Now, of course there are many lawyers with financial backgrounds; some who are even financial advisers themselves. Even so, clients should always get a second opinion on their cases. Even under the best circumstances, fighting a foreclosure is difficult and you should be certain you are fighting for the right outcome.
Loan modifications are an essential tool in foreclosure defense. The goal is almost all of my cases is to get the homeowner a monthly mortgage payment they can afford. Unfortunately, a federal program aimed at helping homeowners has become a source of its own problems.
In 2009, in an effort to assist struggling homeowners, the federal government created the Home Affordable Modification Program (“HAMP”). The goal of HAMP is to offer a loan modification for qualifying borrowers with a monthly mortgage payment of 31% of the borrower’s income.

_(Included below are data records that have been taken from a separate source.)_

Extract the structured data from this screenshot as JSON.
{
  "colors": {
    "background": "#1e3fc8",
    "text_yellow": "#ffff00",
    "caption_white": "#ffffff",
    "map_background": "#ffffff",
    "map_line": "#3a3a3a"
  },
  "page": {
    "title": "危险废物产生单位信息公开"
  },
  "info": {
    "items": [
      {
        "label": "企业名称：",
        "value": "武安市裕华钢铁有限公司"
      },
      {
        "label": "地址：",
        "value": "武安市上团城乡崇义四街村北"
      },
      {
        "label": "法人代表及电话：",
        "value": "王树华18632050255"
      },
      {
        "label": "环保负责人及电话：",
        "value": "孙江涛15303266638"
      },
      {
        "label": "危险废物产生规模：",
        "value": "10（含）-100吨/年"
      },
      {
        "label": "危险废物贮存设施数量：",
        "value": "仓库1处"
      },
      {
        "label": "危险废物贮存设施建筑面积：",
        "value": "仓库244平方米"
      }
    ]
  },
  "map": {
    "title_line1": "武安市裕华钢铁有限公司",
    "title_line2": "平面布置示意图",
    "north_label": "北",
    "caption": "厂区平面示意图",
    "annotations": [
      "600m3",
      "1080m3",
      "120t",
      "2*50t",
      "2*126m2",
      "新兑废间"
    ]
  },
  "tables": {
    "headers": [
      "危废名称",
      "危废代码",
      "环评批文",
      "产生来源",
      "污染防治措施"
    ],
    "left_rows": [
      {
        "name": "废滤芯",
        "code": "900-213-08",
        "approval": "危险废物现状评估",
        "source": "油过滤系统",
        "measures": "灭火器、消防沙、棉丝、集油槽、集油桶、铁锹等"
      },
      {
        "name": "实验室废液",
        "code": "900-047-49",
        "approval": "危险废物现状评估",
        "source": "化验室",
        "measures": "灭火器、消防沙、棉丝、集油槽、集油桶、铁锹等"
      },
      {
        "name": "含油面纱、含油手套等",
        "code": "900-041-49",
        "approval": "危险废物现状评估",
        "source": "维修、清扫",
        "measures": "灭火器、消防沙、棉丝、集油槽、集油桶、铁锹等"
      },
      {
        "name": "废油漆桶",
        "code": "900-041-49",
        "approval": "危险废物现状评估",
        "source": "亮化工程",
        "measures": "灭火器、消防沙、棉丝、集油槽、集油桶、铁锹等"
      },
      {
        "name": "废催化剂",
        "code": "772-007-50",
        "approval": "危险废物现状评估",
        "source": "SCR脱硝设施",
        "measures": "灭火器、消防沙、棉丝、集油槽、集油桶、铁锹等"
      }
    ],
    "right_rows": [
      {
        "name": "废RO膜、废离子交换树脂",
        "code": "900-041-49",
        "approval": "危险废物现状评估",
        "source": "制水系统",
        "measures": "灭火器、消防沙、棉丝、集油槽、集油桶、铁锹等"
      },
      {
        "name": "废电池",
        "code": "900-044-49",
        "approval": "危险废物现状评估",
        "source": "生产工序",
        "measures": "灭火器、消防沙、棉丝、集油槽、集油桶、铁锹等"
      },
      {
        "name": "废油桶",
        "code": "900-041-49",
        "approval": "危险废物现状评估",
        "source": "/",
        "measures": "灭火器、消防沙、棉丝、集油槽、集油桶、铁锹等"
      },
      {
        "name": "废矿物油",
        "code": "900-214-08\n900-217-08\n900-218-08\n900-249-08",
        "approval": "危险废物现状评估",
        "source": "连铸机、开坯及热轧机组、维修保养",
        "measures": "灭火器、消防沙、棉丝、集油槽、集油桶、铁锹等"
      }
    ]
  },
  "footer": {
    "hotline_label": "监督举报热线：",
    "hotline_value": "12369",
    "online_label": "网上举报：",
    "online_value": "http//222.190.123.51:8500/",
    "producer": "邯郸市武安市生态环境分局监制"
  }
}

Lenders and servicers are suppose to use a “waterfall” approach to create affordable monthly payments through 1) capitalization of the outstanding debt 2) interest rate reduction or 3) term extension.
Simple enough? Not quite. HAMP has fallen well below expectations and has helped far fewer homeowners than was expected. I’ll give you my reason for these dismal numbers: lenders and servicers aren’t playing by the HAMP guidelines. I’ve heard horror stories of borrowers who have spent years submitting applications and constantly being told their paperwork is missing or being denied for reasons that make not the slightest bit of sense.
With this in mind, anyone applying for a HAMP modification should keep detailed records on the application process and–most importantly–have proof that they submitted all of the paperwork.
If you’ve been denied a HAMP modification, seek an attorney immediately. While courts differ in their approaches to allowing HAMP lawsuits, Massachusetts has a strong consumer protection law that can often be used in these cases.